CC’s parents were supportive of their son’s desire to pursue baseball. As a child, Carsten was fascinated by his father’s career. He would ask his father, “what do you do for money?” and imitate his father’s casual tone. The memory would be a formative one for the boy.
Despite his age, Sabathia’s performance did not deteriorate in 2013. He managed to avoid the DL until late September due to a hamstring strain. However, his performance was not as consistent as it had been in previous years. His four-seamer lost nearly 1.5 miles per year, while his fastball tended to average under ninety miles per hour.
CC Sabathia earned $260 million in baseball salary
Former Yankees pitcher CC Sabathia is one of the highest-paid players in the MLB, earning more than $260 million over the course of his career. His highest-paid seasons were 2015 and 2016, when he earned $25 million in base salary alone. Additionally, Sabathia earns at least $1 million a year from sponsors such as Nike’s Jordan Brand and Subway.
After a breakout season in 2008, Sabathia signed a seven-year, $161 million contract with the New York Yankees.

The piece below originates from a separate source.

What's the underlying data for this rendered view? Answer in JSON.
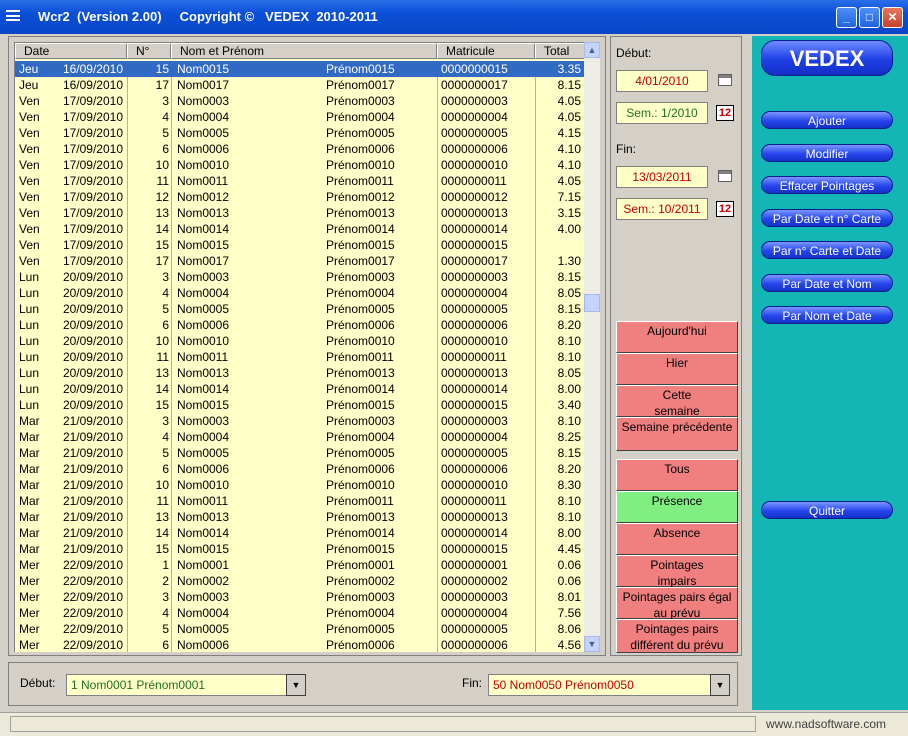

This was the highest contract for a starting pitcher in MLB history. He won 18 games and posted an ERA of 3.22, winning three World Series games and leading his team to three ALCS titles. His career high in 2011 was even more impressive, as he pitched a perfect game in July and threw a career-best 230 strikeouts. He ultimately lost the ALCS to the Detroit Tigers, but he secured his spot in Yankees history.
In 2018, Sabathia was on the 10-day injured list as he recovered from a heart surgery. He returned to the game in April, making his first start of the season against the Chicago White Sox. He went on to record his 3,000th career strikeout, becoming the third left-handed pitcher to reach that mark. However, he was often on and off the 10-day injured list throughout the rest of the season. His final regular-season start came in September, and he also pitched in the eighth inning of the ALCS game against the Houston Astros. In October, Sabathia announced his retirement from MLB.

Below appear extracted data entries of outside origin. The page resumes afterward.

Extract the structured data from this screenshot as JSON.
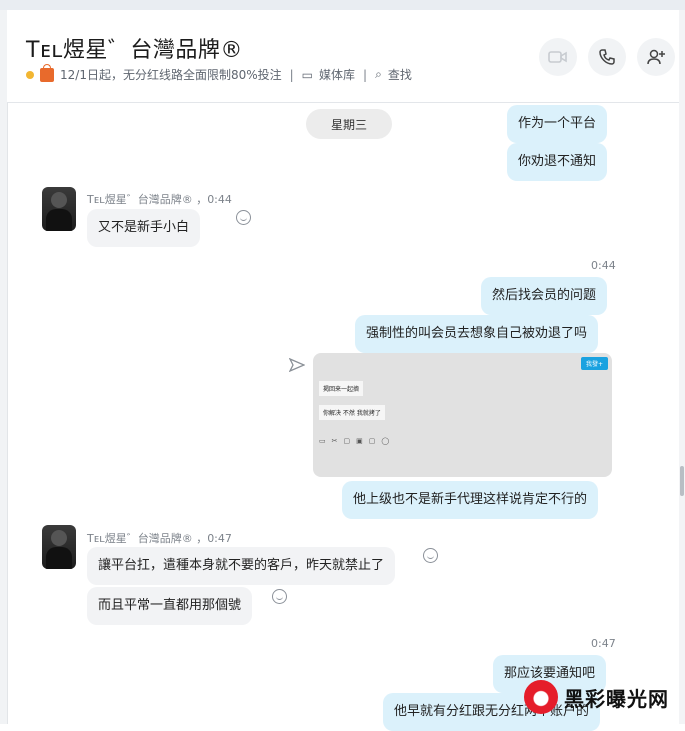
{
  "header": {
    "title": "Tᴇʟ煜星゛台灣品牌®",
    "date_note": "12/1日起，无分红线路全面限制80%投注",
    "media_label": "媒体库",
    "search_label": "查找",
    "separator": "|"
  },
  "day_label": "星期三",
  "messages": {
    "out1": "作为一个平台",
    "out2": "你劝退不通知",
    "in_sender1": "Tᴇʟ煜星゛台灣品牌® ，0:44",
    "in1": "又不是新手小白",
    "time2": "0:44",
    "out3": "然后找会员的问题",
    "out4": "强制性的叫会员去想象自己被劝退了吗",
    "out5": "他上级也不是新手代理这样说肯定不行的",
    "in_sender2": "Tᴇʟ煜星゛台灣品牌® ，0:47",
    "in2": "讓平台扛，遣種本身就不要的客戶，昨天就禁止了",
    "in3": "而且平常一直都用那個號",
    "time3": "0:47",
    "out6": "那应该要通知吧",
    "out7": "他早就有分红跟无分红两个账户的"
  },
  "screenshot_preview": {
    "tag": "我發+",
    "line1": "掲回来一起擠",
    "line2": "你解决 不然 我就拷了"
  },
  "watermark": "黑彩曝光网"
}
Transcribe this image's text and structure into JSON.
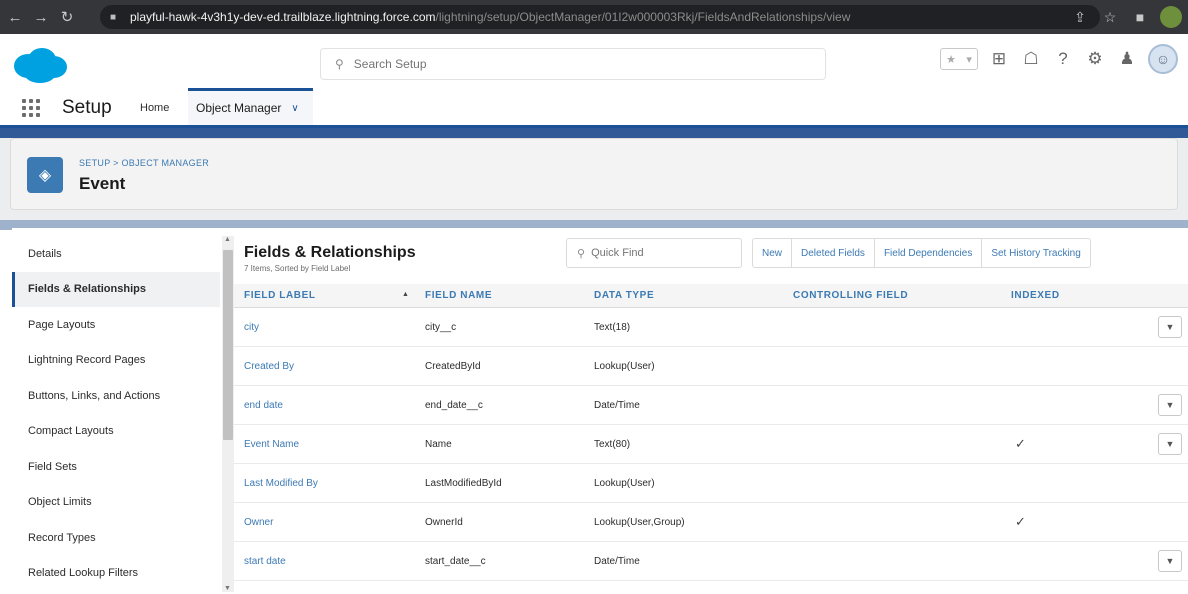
{
  "browser": {
    "url_host": "playful-hawk-4v3h1y-dev-ed.trailblaze.lightning.force.com",
    "url_path": "/lightning/setup/ObjectManager/01I2w000003Rkj/FieldsAndRelationships/view",
    "icons": [
      "back-icon",
      "forward-icon",
      "reload-icon",
      "lock-icon",
      "share-icon",
      "star-icon",
      "extensions-icon"
    ]
  },
  "header": {
    "search_placeholder": "Search Setup"
  },
  "app_nav": {
    "app_name": "Setup",
    "home_label": "Home",
    "object_manager_label": "Object Manager"
  },
  "page_header": {
    "breadcrumb": "SETUP > OBJECT MANAGER",
    "title": "Event"
  },
  "sidebar": {
    "items": [
      {
        "label": "Details",
        "active": false
      },
      {
        "label": "Fields & Relationships",
        "active": true
      },
      {
        "label": "Page Layouts",
        "active": false
      },
      {
        "label": "Lightning Record Pages",
        "active": false
      },
      {
        "label": "Buttons, Links, and Actions",
        "active": false
      },
      {
        "label": "Compact Layouts",
        "active": false
      },
      {
        "label": "Field Sets",
        "active": false
      },
      {
        "label": "Object Limits",
        "active": false
      },
      {
        "label": "Record Types",
        "active": false
      },
      {
        "label": "Related Lookup Filters",
        "active": false
      }
    ]
  },
  "content": {
    "title": "Fields & Relationships",
    "subtitle": "7 Items, Sorted by Field Label",
    "quick_find_placeholder": "Quick Find",
    "buttons": [
      "New",
      "Deleted Fields",
      "Field Dependencies",
      "Set History Tracking"
    ]
  },
  "table": {
    "columns": [
      "FIELD LABEL",
      "FIELD NAME",
      "DATA TYPE",
      "CONTROLLING FIELD",
      "INDEXED"
    ],
    "rows": [
      {
        "label": "city",
        "name": "city__c",
        "type": "Text(18)",
        "controlling": "",
        "indexed": false,
        "menu": true
      },
      {
        "label": "Created By",
        "name": "CreatedById",
        "type": "Lookup(User)",
        "controlling": "",
        "indexed": false,
        "menu": false
      },
      {
        "label": "end date",
        "name": "end_date__c",
        "type": "Date/Time",
        "controlling": "",
        "indexed": false,
        "menu": true
      },
      {
        "label": "Event Name",
        "name": "Name",
        "type": "Text(80)",
        "controlling": "",
        "indexed": true,
        "menu": true
      },
      {
        "label": "Last Modified By",
        "name": "LastModifiedById",
        "type": "Lookup(User)",
        "controlling": "",
        "indexed": false,
        "menu": false
      },
      {
        "label": "Owner",
        "name": "OwnerId",
        "type": "Lookup(User,Group)",
        "controlling": "",
        "indexed": true,
        "menu": false
      },
      {
        "label": "start date",
        "name": "start_date__c",
        "type": "Date/Time",
        "controlling": "",
        "indexed": false,
        "menu": true
      }
    ]
  },
  "colors": {
    "brand_blue": "#1b5297",
    "link_blue": "#3c7ab3",
    "salesforce_cloud": "#00a1e0"
  }
}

Sabathia made his MLB debut in 2001, and in his seven full seasons with the Indians, he was an excellent pitcher, winning the AL Rookie of the Year award in 2007. In the same year, he was traded to the Brewers for prospects, and Michael Brantley. In October 2011, Sabathia signed a seven-year deal worth $161 million with the Yankees. This contract was extended in 2012, and he has remained in New York since signing it.

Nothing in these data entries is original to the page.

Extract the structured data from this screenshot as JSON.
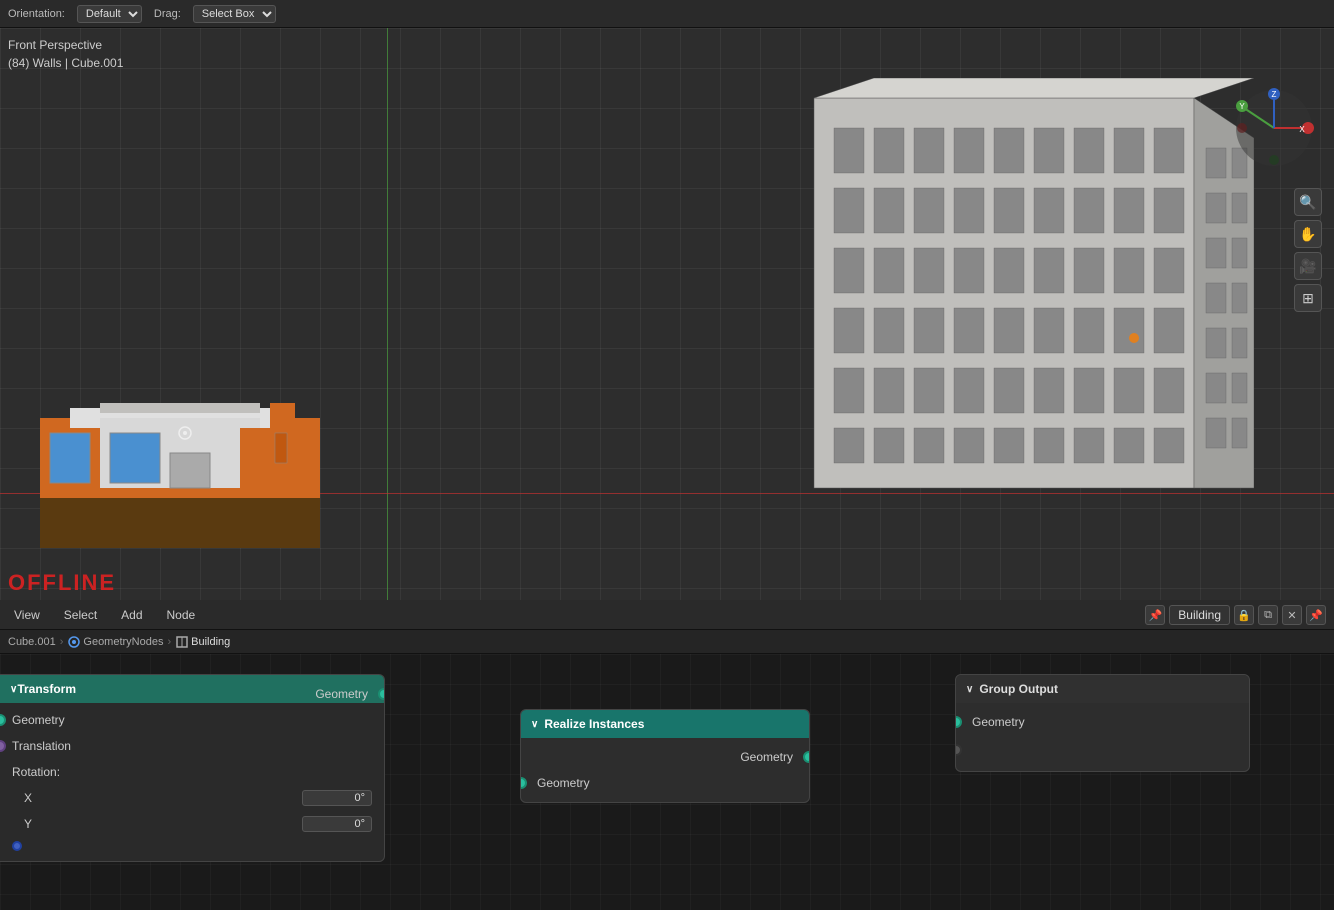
{
  "topbar": {
    "orientation_label": "Orientation:",
    "orientation_value": "Default",
    "drag_label": "Drag:",
    "drag_value": "Select Box"
  },
  "viewport": {
    "view_label": "Front Perspective",
    "object_label": "(84) Walls | Cube.001"
  },
  "offline_text": "OFFLINE",
  "node_editor": {
    "menu_items": [
      "View",
      "Select",
      "Add",
      "Node"
    ],
    "node_name": "Building",
    "breadcrumb": [
      "Cube.001",
      "GeometryNodes",
      "Building"
    ],
    "nodes": {
      "left_panel": {
        "header": "Transform",
        "rows": [
          {
            "label": "Geometry",
            "socket_type": "teal",
            "side": "left"
          },
          {
            "label": "Translation",
            "socket_type": "purple",
            "side": "left"
          },
          {
            "label": "Rotation:",
            "type": "label"
          },
          {
            "label": "X",
            "value": "0°"
          },
          {
            "label": "Y",
            "value": "0°"
          }
        ],
        "geometry_output_label": "Geometry"
      },
      "realize_instances": {
        "header": "Realize Instances",
        "input_label": "Geometry",
        "output_label": "Geometry"
      },
      "group_output": {
        "header": "Group Output",
        "geometry_label": "Geometry"
      }
    }
  },
  "icons": {
    "chevron_down": "∨",
    "search": "🔍",
    "move": "✋",
    "camera": "📷",
    "grid": "⊞",
    "lock": "🔒",
    "copy": "⧉",
    "close": "✕",
    "pin": "📌"
  },
  "colors": {
    "teal_socket": "#2abf9e",
    "purple_socket": "#8060a0",
    "teal_header": "#18756b",
    "connection_line": "#2abf9e",
    "grid_line": "rgba(255,255,255,0.05)"
  }
}
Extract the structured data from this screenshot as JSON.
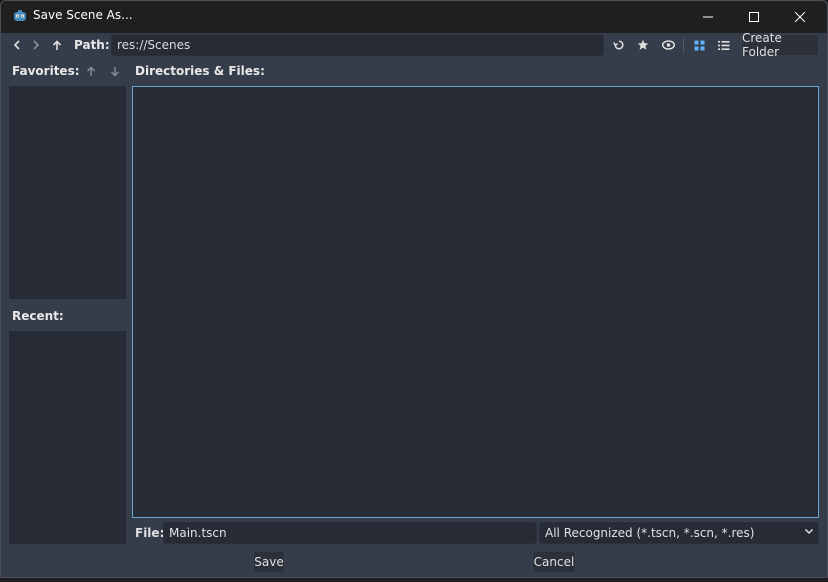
{
  "window": {
    "title": "Save Scene As...",
    "minimize_icon": "minimize-icon",
    "maximize_icon": "maximize-icon",
    "close_icon": "close-icon"
  },
  "toolbar": {
    "back_icon": "chevron-left-icon",
    "forward_icon": "chevron-right-icon",
    "up_icon": "arrow-up-icon",
    "path_label": "Path:",
    "path_value": "res://Scenes",
    "refresh_icon": "refresh-icon",
    "favorite_icon": "star-icon",
    "hidden_files_icon": "eye-icon",
    "grid_view_icon": "grid-icon",
    "list_view_icon": "list-icon",
    "create_folder_label": "Create Folder"
  },
  "sidebar": {
    "favorites_label": "Favorites:",
    "move_up_icon": "arrow-up-icon",
    "move_down_icon": "arrow-down-icon",
    "recent_label": "Recent:"
  },
  "main": {
    "files_label": "Directories & Files:"
  },
  "footer": {
    "file_label": "File:",
    "file_value": "Main.tscn",
    "filter_value": "All Recognized (*.tscn, *.scn, *.res)",
    "save_label": "Save",
    "cancel_label": "Cancel"
  },
  "colors": {
    "panel_bg": "#262b35",
    "window_bg": "#363d4a",
    "titlebar_bg": "#1f1f1f",
    "accent": "#68a7d3",
    "active_view": "#5fb2ff"
  }
}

CC Sabathia played minor league baseball
CC Sabathia is a well-known baseball player, who played for the Cleveland Indians for a decade. He was also named to the Baseball Digest Rookie All-Star Team in 2001. In addition to being an all-star pitcher, Sabathia is married and has two children, Cyie and Carter.
Sabathia started his baseball career by playing baseball with the Cleveland Indians minor leagues. He was drafted 20th overall in the 1998 MLB draft by the Indians, signing a contract worth $1.3 million. In 2002, he was selected to the American League All-Star team. In 2005, his fastball averaged 94.7 mph. That year, he won his first Cy Young Award and became the youngest pitcher to pitch 100 innings.
Despite all of these successes, Sabathia’s personal life has been filled with controversy. While he was an exceptional pitcher, he also struggled with alcoholism and drug addiction. Despite this, he played baseball for four more seasons and announcing his retirement on October 21, 2019.
While many pitchers rely on one pitch to dominate the game, Sabathia’s arsenal is diverse. While he throws a fastball, he also has an excellent changeup and slider. His changeup and slider are his two best pitches against left-handed batters.